Les différents types de contrats

Le code de la commande publique regroupe les textes applicables à deux grandes catégories de contrats :

Ce site ne traite (pour l’instant…) que des marchés publics, mais la distinction entre les différentes catégories mentionnées doit cependant être connue des acteurs de l’achat, d’où la présentation ci-dessous.

Les marchés publics

Définition

Les marchés publics ont pour objet la réalisation d’une prestation (au sens large) destinée à satisfaire les besoins propres du donneur d’ordre en échange d’une contrepartie versée au fur et à mesure de la prestation (article L1111-1 CCP).

Ils sont caractérisés par le fait que le prestataire ne prend aucun risque commercial lié à l’exploitation.

Catégories

Ils comprennent (article L1110-1 CCP) :

  • les marchés ;
  • les marchés de défense ou de sécurité, définis à l’article L1113-1 CCP ;
  • les marchés de partenariat, définis à l’article L1112-1 CCP.
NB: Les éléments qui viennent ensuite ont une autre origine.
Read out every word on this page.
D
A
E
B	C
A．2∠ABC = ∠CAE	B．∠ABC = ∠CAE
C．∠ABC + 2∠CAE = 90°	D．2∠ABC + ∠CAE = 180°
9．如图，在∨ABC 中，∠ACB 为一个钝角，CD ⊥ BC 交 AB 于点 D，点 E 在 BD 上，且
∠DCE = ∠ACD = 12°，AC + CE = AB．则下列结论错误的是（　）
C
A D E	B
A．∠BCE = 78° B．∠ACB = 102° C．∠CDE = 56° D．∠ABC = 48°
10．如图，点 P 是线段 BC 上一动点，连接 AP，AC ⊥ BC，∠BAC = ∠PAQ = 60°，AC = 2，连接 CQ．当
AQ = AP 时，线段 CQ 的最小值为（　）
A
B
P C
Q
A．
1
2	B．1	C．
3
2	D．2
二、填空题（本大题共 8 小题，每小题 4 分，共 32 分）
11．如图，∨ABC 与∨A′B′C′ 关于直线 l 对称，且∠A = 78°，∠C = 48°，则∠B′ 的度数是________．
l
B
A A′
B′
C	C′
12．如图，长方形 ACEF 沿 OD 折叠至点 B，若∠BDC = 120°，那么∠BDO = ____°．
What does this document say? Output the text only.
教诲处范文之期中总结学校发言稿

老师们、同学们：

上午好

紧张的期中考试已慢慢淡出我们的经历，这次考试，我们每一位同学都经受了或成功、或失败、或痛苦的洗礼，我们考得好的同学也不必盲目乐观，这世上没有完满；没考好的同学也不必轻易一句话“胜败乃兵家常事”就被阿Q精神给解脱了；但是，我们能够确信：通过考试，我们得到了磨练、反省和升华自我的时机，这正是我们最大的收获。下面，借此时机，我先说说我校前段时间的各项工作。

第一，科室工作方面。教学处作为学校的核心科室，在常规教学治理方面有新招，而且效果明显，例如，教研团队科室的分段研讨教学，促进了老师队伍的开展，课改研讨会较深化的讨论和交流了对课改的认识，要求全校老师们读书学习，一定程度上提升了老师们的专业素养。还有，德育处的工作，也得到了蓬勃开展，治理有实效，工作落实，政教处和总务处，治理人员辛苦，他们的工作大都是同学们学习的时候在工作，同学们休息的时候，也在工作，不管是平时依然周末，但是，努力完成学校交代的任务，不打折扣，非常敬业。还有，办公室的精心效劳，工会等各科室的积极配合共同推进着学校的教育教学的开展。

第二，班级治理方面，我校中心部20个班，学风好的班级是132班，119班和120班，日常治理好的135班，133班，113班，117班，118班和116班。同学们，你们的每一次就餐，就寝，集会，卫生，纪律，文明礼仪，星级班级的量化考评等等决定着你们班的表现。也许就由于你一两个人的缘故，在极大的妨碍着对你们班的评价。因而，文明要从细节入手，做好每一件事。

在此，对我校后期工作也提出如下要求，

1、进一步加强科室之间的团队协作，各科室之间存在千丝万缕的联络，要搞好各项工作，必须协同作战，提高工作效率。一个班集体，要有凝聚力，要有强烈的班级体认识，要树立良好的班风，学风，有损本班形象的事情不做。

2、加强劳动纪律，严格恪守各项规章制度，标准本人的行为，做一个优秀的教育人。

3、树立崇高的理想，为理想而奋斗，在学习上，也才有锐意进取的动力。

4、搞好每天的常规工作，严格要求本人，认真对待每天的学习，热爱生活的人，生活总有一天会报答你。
Pour une meilleure compréhension, nous rajoutons deux catégories de marchés :

  • les marchés anciennement qualifiés d' « exclus »;
  • les marchés mixtes.

Les concessions

Définition

Ces contrats sont définis au Titre II du Livre CCP. Ils comprennent (article L1120-1 CCP) :

  • les concessions de services ;
  • les concessions de travaux ;
  • les concessions de défense ou de sécurité.
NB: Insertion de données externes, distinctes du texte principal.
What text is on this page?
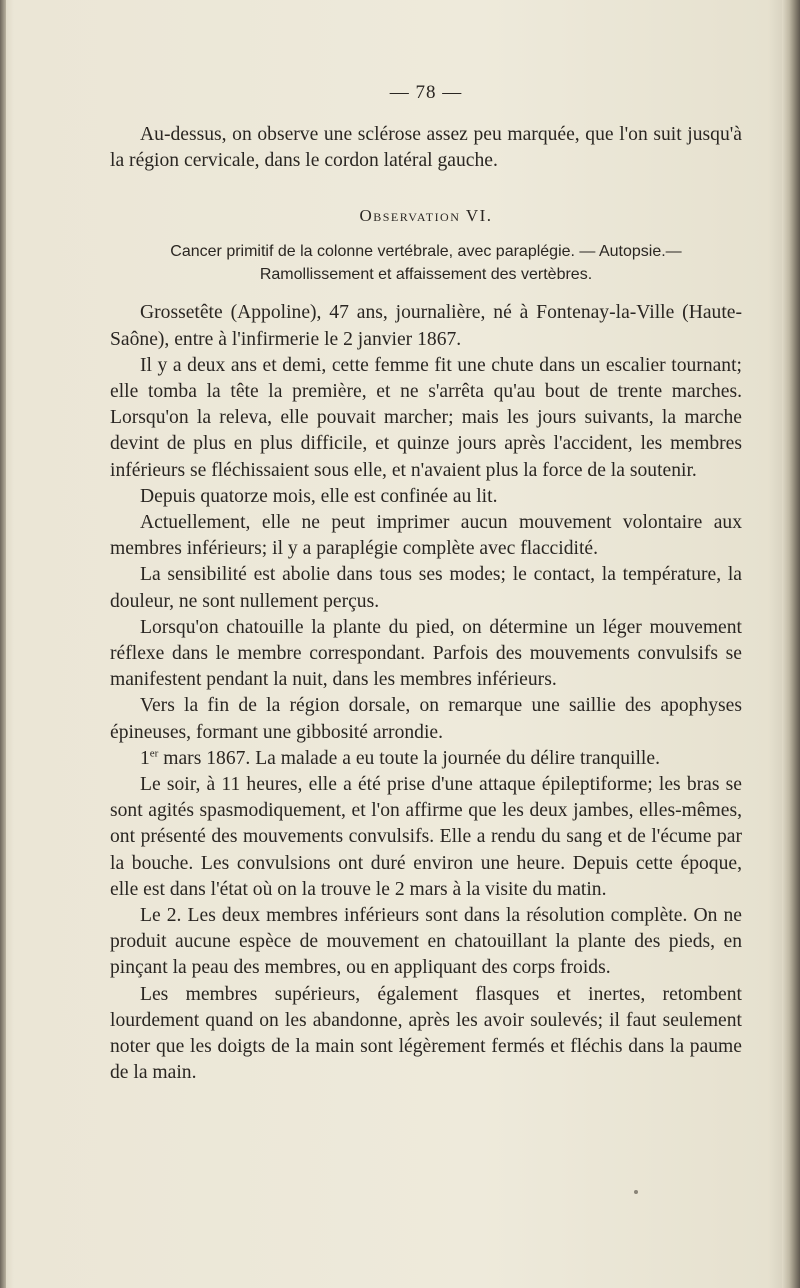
— 78 —

Au-dessus, on observe une sclérose assez peu marquée, que l'on suit jusqu'à la région cervicale, dans le cordon latéral gauche.

Observation VI.
Cancer primitif de la colonne vertébrale, avec paraplégie. — Autopsie.—
Ramollissement et affaissement des vertèbres.

Grossetête (Appoline), 47 ans, journalière, né à Fontenay-la-Ville (Haute-Saône), entre à l'infirmerie le 2 janvier 1867.

Il y a deux ans et demi, cette femme fit une chute dans un escalier tournant; elle tomba la tête la première, et ne s'arrêta qu'au bout de trente marches. Lorsqu'on la releva, elle pouvait marcher; mais les jours suivants, la marche devint de plus en plus difficile, et quinze jours après l'accident, les membres inférieurs se fléchissaient sous elle, et n'avaient plus la force de la soutenir.

Depuis quatorze mois, elle est confinée au lit.

Actuellement, elle ne peut imprimer aucun mouvement volontaire aux membres inférieurs; il y a paraplégie complète avec flaccidité.

La sensibilité est abolie dans tous ses modes; le contact, la température, la douleur, ne sont nullement perçus.

Lorsqu'on chatouille la plante du pied, on détermine un léger mouvement réflexe dans le membre correspondant. Parfois des mouvements convulsifs se manifestent pendant la nuit, dans les membres inférieurs.

Vers la fin de la région dorsale, on remarque une saillie des apophyses épineuses, formant une gibbosité arrondie.

1er mars 1867. La malade a eu toute la journée du délire tranquille.

Le soir, à 11 heures, elle a été prise d'une attaque épileptiforme; les bras se sont agités spasmodiquement, et l'on affirme que les deux jambes, elles-mêmes, ont présenté des mouvements convulsifs. Elle a rendu du sang et de l'écume par la bouche. Les convulsions ont duré environ une heure. Depuis cette époque, elle est dans l'état où on la trouve le 2 mars à la visite du matin.

Le 2. Les deux membres inférieurs sont dans la résolution complète. On ne produit aucune espèce de mouvement en chatouillant la plante des pieds, en pinçant la peau des membres, ou en appliquant des corps froids.

Les membres supérieurs, également flasques et inertes, retombent lourdement quand on les abandonne, après les avoir soulevés; il faut seulement noter que les doigts de la main sont légèrement fermés et fléchis dans la paume de la main.
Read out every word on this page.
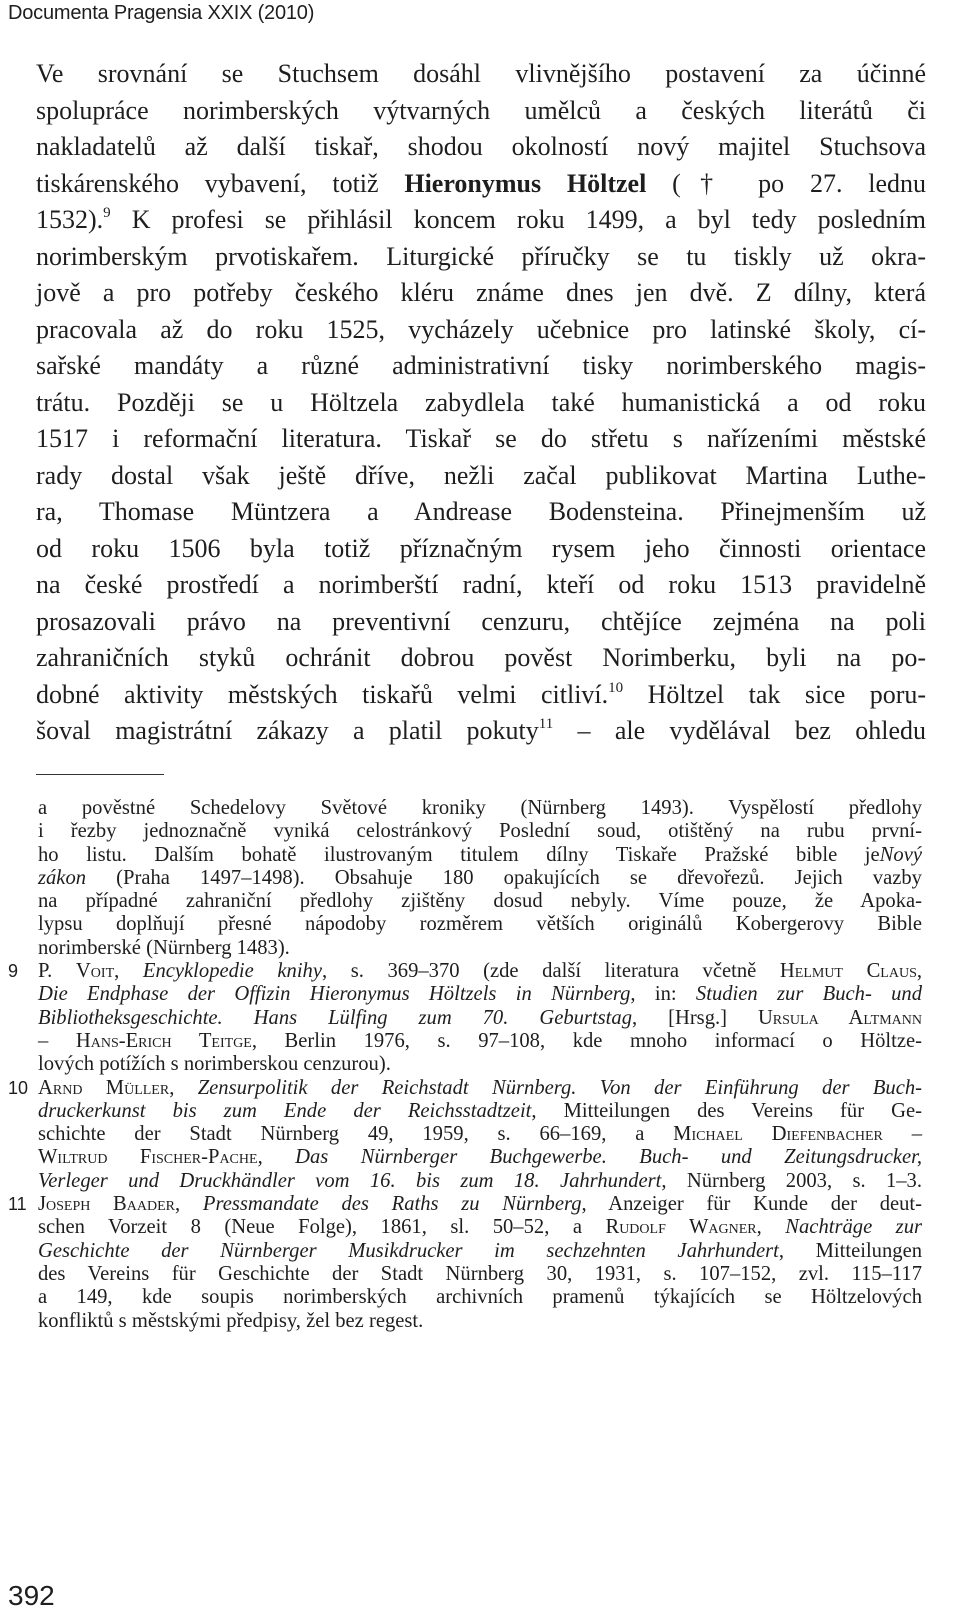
Documenta Pragensia XXIX (2010)
Ve srovnání se Stuchsem dosáhl vlivnějšího postavení za účinné
spolupráce norimberských výtvarných umělců a českých literátů či
nakladatelů až další tiskař, shodou okolností nový majitel Stuchsova
tiskárenského vybavení, totiž Hieronymus Höltzel († po 27. lednu
1532).$^9$ K profesi se přihlásil koncem roku 1499, a byl tedy posledním
norimberským prvotiskařem. Liturgické příručky se tu tiskly už okra-
jově a pro potřeby českého kléru známe dnes jen dvě. Z dílny, která
pracovala až do roku 1525, vycházely učebnice pro latinské školy, cí-
sařské mandáty a různé administrativní tisky norimberského magis-
trátu. Později se u Höltzela zabydlela také humanistická a od roku
1517 i reformační literatura. Tiskař se do střetu s nařízeními městské
rady dostal však ještě dříve, nežli začal publikovat Martina Luthe-
ra, Thomase Müntzera a Andrease Bodensteina. Přinejmenším už
od roku 1506 byla totiž příznačným rysem jeho činnosti orientace
na české prostředí a norimberští radní, kteří od roku 1513 pravidelně
prosazovali právo na preventivní cenzuru, chtějíce zejména na poli
zahraničních styků ochránit dobrou pověst Norimberku, byli na po-
dobné aktivity městských tiskařů velmi citliví.$^{10}$ Höltzel tak sice poru-
šoval magistrátní zákazy a platil pokuty$^{11}$ – ale vydělával bez ohledu
a pověstné Schedelovy Světové kroniky (Nürnberg 1493). Vyspělostí předlohy
i řezby jednoznačně vyniká celostránkový Poslední soud, otištěný na rubu první-
ho listu. Dalším bohatě ilustrovaným titulem dílny Tiskaře Pražské bible jeNový
zákon (Praha 1497–1498). Obsahuje 180 opakujících se dřevořezů. Jejich vazby
na případné zahraniční předlohy zjištěny dosud nebyly. Víme pouze, že Apoka-
lypsu doplňují přesné nápodoby rozměrem větších originálů Kobergerovy Bible
norimberské (Nürnberg 1483).
9 P. Voit, Encyklopedie knihy, s. 369–370 (zde další literatura včetně Helmut Claus,
Die Endphase der Offizin Hieronymus Höltzels in Nürnberg, in: Studien zur Buch- und
Bibliotheksgeschichte. Hans Lülfing zum 70. Geburtstag, [Hrsg.] Ursula Altmann
– Hans-Erich Teitge, Berlin 1976, s. 97–108, kde mnoho informací o Höltze-
lových potížích s norimberskou cenzurou).
10 Arnd Müller, Zensurpolitik der Reichstadt Nürnberg. Von der Einführung der Buch-
druckerkunst bis zum Ende der Reichsstadtzeit, Mitteilungen des Vereins für Ge-
schichte der Stadt Nürnberg 49, 1959, s. 66–169, a Michael Diefenbacher –
Wiltrud Fischer-Pache, Das Nürnberger Buchgewerbe. Buch- und Zeitungsdrucker,
Verleger und Druckhändler vom 16. bis zum 18. Jahrhundert, Nürnberg 2003, s. 1–3.
11 Joseph Baader, Pressmandate des Raths zu Nürnberg, Anzeiger für Kunde der deut-
schen Vorzeit 8 (Neue Folge), 1861, sl. 50–52, a Rudolf Wagner, Nachträge zur
Geschichte der Nürnberger Musikdrucker im sechzehnten Jahrhundert, Mitteilungen
des Vereins für Geschichte der Stadt Nürnberg 30, 1931, s. 107–152, zvl. 115–117
a 149, kde soupis norimberských archivních pramenů týkajících se Höltzelových
konfliktů s městskými předpisy, žel bez regest.
392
Ce type de contrat permet de confier la réalisation d’un service public à un tiers, ce tiers se rémunérant de manière substantielle sur le résultat de l’exploitation de ce service.

Elles sont caractérisées par :

  • un régime d’exécution fixée de manière assez souple par la législation (durée notamment) ;
  • le contrôle du délégant sur l’activité (tarifs, modalités, hygiène…) ;
  • un risque commercial pris principalement par le prestataire.

Les différents types de marchés publics

Les marchés

Les marchés sont par défaut tous les marchés qui ne sont pas compris dans une des catégories mentionnées ci-dessous. Il s’agit de l’immense majorité des marchés passés par les acheteurs, et qui sont regroupés sous le terme de « marchés publics ».

Les marchés de défense ou de sécurité

Les marchés de défense ou de sécurité sont couverts par les dispositions des livres I et III de la deuxième partie législative et des livres I et III de la deuxième partie réglementaire du code de la commande publique.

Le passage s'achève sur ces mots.